Mam problem z rowerem stacjonarnym mianowicie:
chce zrzucić trochę tłuszczyku - to po pierwsze. Po drugie wszędzie piszę się, że by uzyskać jakieś efekty trzeba tak 45 minut jeździć/godzinę dziennie. Problem w tym, że jednorazowo jestem w stanie przejechać max 20 minut przy średniej prędkości 22km/h. po tych 20 minutach, jestem bardzo spocony i po prostu nogi twarde jak z kamienia i nie dają rady dalej pedałować. I tu rodzi się pytanie:
czy tą godzinę trzeba by przejechać za jednym razem czy np. można to rozłożyć na dwie części np. raz pół godziny, godzina przerwy i drugie pół godziny co łącznie da 1 godzinę dziennie.
Help
Jak jesteś porządnie spocony i zmęczony - znaczy że trening daje efekt - z dnia na dzień zwiększaj spokojnie jego długość. Nie ma nic gorszego niż kilka dni forsowania się - skończy się tym że ci się odechce a rower stanie się kolejnym meblem.

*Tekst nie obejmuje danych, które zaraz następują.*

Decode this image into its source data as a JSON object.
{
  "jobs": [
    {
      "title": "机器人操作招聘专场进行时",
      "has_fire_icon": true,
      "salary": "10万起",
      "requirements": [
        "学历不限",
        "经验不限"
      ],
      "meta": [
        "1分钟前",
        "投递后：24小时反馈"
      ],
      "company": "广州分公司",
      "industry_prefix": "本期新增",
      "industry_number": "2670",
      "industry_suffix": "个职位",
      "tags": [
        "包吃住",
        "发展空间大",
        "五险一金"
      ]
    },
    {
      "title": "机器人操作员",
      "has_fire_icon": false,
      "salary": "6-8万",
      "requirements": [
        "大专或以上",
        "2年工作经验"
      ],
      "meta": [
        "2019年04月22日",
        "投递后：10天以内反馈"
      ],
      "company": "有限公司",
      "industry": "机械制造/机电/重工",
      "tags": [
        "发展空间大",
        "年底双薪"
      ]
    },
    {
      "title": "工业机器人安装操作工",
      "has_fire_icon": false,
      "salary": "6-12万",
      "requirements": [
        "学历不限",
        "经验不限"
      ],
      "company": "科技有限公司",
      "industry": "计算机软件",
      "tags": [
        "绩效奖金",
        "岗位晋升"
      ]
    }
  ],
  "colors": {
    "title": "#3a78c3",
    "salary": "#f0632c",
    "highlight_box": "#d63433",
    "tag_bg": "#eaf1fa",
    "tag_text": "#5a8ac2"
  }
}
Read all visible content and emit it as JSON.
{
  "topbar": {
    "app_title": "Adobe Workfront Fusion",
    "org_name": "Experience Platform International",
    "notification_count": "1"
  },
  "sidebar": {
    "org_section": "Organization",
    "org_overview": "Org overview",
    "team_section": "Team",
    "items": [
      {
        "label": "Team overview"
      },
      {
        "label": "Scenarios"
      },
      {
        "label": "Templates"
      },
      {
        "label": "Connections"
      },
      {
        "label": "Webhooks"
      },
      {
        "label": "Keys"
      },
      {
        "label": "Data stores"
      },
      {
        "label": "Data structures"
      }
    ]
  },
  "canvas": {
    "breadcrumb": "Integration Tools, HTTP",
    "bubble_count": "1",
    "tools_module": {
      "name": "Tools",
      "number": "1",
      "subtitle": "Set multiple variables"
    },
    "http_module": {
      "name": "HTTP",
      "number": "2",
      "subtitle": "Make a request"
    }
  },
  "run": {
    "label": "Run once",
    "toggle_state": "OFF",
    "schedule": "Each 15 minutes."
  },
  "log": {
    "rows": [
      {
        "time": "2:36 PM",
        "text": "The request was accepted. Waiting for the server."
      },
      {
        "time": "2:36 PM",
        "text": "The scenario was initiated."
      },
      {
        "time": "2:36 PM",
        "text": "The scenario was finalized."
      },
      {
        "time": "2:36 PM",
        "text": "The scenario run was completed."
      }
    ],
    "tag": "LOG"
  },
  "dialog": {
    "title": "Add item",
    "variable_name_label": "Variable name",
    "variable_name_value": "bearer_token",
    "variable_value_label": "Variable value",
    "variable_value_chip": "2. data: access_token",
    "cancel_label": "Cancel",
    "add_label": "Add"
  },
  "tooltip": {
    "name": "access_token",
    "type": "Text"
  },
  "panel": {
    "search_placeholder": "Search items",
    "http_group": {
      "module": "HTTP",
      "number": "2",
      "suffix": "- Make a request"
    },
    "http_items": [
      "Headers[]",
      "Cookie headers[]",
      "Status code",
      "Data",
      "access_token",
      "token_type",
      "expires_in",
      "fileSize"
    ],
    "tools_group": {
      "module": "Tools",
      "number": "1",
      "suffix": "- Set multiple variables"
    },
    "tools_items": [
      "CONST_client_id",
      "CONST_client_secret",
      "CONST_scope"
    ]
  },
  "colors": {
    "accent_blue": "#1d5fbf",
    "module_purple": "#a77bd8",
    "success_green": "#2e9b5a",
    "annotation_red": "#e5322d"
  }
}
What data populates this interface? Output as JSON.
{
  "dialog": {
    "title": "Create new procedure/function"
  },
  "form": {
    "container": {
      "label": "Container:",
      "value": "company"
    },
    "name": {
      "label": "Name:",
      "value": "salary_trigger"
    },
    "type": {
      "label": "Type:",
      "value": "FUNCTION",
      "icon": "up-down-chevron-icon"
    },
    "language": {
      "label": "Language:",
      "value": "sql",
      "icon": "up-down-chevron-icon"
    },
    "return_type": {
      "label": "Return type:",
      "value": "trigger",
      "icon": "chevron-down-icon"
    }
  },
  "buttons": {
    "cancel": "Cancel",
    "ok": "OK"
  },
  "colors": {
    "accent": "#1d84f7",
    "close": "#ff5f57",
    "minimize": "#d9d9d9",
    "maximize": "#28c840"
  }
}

Lepiej wejdz na jakieś forum poświecone kulturystyce dla amatorów i tam zadaj to pytanie. Jeśli nie zmienisz nawyków zywieniowych takie samo jeżdzenie na rowerze a tym bardziej bez jakiegos konkretnego planu da mizerny efekt, chodz napewno nie zaszkodzi.
Napoczątku te 20 minut moze sprawiac ci trudnośc, musisz przygotowac organizm do coraz wiekszego wysiłu, więc zacznij od 20 minut a powiecmy co 2 tygodnie dodawaj kolejne 5 itd
Bo ja wiem. Ludzie jeżdżą powiedzmy tą godzinę dziennie i chudną podobno.
A nawyki żywieniowe to druga sprawa wiadomo.
EDIT
Will Barrows -> what ?
Ale kto powiedział że musisz to przejechać od razu? Na razie 20min, potem się przyzwyczaisz i będziesz przejeżdżał te 45 min bez problemu.
"Bo ja wiem. Ludzie jeżdżą powiedzmy tą godzinę dziennie i chudną podobno."
"Podobno" - no własnie
Jeśli bedziesz przyjmował wiecej kalori niż spalał to mozesz jezdzić i 2 godziny dziennie z mizernym skutkiem.
Nic tak się nie liczy jak systematyczność i wyrobienie nawyku. Nie ma wymówek i bolącej głowy - to podstawa.
Z tego co napisałeś 20 minut to dla ciebie za dużo. Zacznij od 15 i co kilka tygodni zwiększaj czas lub intensywność. Możesz robić kilka razy po 15 minut. Ważne by treningi były podobne. Jak będziesz miał zakwasy to się rozciągaj, ale na początku to raczej normalne. I nie licz na efekty - one przychodzą niezauważalne.
Masz pulsometr ? jak co to tętno 120-130 i spokojnie przejedziesz 40 min. Jak nie, to zacznij od 20 min. Systematycznie ćwicząc dojdziesz spokojnie do godzinki ciągłej jazdy. Poza tym dieta, dieta i jeszcze raz dieta. Bez tego samo jeżdżenie nic ci nie da.
wszystko zależy od tego co to za rowerek i na jakim obciążeniu jeździsz.
Poza tym po jakimś czasie jak już nabierzesz jakiejś kondycji powinieneś wprowadzić interwały, bo kręcenie 4-5 dni w tygodniu samego cardio nie da takich rezultatów jak cardio łączone z interwałami.